Today we remember “Good Friday”. It is a good day, not because Jesus died a horrible death at the hands of horrible, sinful people. It is a good day because on this day God, in Christ provided an answer to a terrible dilemma which we could not fix. This is the day when we remember that the perfect, sinless Son of God, the Lamb of God, the Lord Jesus, gave His life in exchange for all those who trusted in His Name and in His work for them. This is the day on which the Lord Jesus Christ provided an effective cure for the problem of sin. This is the day when redemption became a reality.
This is the day when our sin died with Christ on the cross (Col.2:14,15). This is the day when Christ paid for the penalty for our sins. Oh, how our God knows how to turn tragedy into triumph!
On Palm Sunday we worked through most of the 52nd chapter of Isaiah. The ESV entitles verses 1- 12, “The Lord’s coming salvation”, and I showed you on that Sunday how aptly this text fitted into the context of Christ’s triumphal entry into Jerusalem. In the 4 gospels we see that Christ came riding into Jerusalem in a most unassuming manner, as a servant  on a donkey, and yet the crowd shouted “Hosanna” (save we pray! Cf. Psalm 118:25 ). Now combine that with the fact that Jesus’ name means, “Yahweh saves”, and then we understand that Jesus’ journey into Jerusalem was for the purpose of saving His people from their sins. But more than that, He did not just ride into Jerusalem to preach good news – the gospel. Jesus Himself was the gospel! He Himself was the good news in person, riding into Jerusalem to do for His people what they could never have done for themselves. They were so weighed down by their own sins and so weighed down by their nation’s sins. As a result they had experienced themselves forsaken by God (Isa. 49:14). People were acutely aware of their need for a Saviour. The truth of Isaiah’s prophetic preaching (e.g. Isa. 45:22-24 ; 48:1,2) was ever before them, even while they were experiencing the physical threats of the assault of the Assyrians. It is into this spiritual darkness that the prophet Isaiah speaks his twin messages of doom and encouragement. This is nothing new as you may recall from passages such as Deuteronomy 28, in which God spells out blessings for obedience and curses for disobedience.
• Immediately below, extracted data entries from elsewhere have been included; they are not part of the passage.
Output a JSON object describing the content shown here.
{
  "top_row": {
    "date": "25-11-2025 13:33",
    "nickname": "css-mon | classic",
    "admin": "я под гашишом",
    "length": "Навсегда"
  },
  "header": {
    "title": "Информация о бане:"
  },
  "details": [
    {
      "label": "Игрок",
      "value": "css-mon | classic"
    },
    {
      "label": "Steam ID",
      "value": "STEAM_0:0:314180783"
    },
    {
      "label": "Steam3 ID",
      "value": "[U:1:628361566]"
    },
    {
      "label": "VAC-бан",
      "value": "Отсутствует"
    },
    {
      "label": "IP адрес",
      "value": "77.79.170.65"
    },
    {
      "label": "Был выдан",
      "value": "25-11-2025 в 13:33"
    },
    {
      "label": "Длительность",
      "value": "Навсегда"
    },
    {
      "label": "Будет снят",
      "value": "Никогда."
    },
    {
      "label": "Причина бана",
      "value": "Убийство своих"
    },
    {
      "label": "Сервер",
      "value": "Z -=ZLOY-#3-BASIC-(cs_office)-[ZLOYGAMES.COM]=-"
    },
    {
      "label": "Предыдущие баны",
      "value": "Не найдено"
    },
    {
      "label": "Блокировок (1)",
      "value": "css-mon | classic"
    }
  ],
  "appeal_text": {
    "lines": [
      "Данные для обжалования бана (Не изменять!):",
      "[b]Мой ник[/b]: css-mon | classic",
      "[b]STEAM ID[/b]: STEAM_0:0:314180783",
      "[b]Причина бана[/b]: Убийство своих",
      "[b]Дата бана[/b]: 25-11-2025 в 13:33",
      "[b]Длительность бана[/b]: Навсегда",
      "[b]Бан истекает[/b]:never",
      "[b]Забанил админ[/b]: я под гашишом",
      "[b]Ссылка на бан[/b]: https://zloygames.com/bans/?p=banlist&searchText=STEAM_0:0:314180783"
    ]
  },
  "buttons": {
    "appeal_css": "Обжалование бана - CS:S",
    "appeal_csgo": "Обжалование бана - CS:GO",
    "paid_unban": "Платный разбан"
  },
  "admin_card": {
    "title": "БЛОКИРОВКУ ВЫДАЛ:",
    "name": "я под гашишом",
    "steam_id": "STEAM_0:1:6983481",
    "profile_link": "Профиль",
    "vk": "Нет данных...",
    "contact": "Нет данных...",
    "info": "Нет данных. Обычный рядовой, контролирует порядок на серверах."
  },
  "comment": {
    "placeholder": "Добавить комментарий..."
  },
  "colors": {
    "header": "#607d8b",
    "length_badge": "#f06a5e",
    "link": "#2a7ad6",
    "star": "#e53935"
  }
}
Thus, Jesus came riding into a city so burdened with a sinful history and burdened with present idolatry. He came riding into the city of David which had been favoured with so many blessings in the past – the temple, God’s manifest presence, the priesthood, all which was designed to be a blessing from God to serve the people, helping them to remain focussed on God in this earthly journey … and yet, all that blessing was now terribly abused and empty of the true presence of God. So Jesus, the gospel in person, entered the city to save a people who could not save themselves, and Isaiah with joy sees the servant of God by faith and by the Holy Spirit he declares: “How beautiful upon the mountains are the feet of him who brings good news, who publishes peace, who brings good news of happiness , who publishes salvation, who says to Zion, your God reigns.” etc. (52:7-10).
And please note, He comes not only to Zion, symbolic of the heart of Israel’s existence, but Isaiah also declares, “The LORD has bared his holy arm before the eyes of all the nations, and all the ends of the earth shall see the salvation of our God.” Thus Jesus, the Saviour came to die not only for the chosen Jews, but He came to die for all the chosen people among all the nations. As I said on Palm Sunday, so I say again : This is BIG!
And so this amazing pre-amble, the triumphal entry in the ‘gospel of Isaiah’ (53:1-12) gives way to Isaiah 52:13-53:12, that legendary and mind boggling text which describes the death and resurrection of Christ, more than 700 years before it actually happened. Just in passing we also want to remember that it was this text that puzzled the Ethiopian eunuch in Acts 8:26-40, until God miraculously sent an expositor called Philip to his side, explaining that this scripture containing information concerning the mysterious suffering servant, was nothing less than the good news about Jesus (Acts 8:35). When the eunuch saw that he believed in Jesus there and then and he was baptised, and he went on his way to his country rejoicing!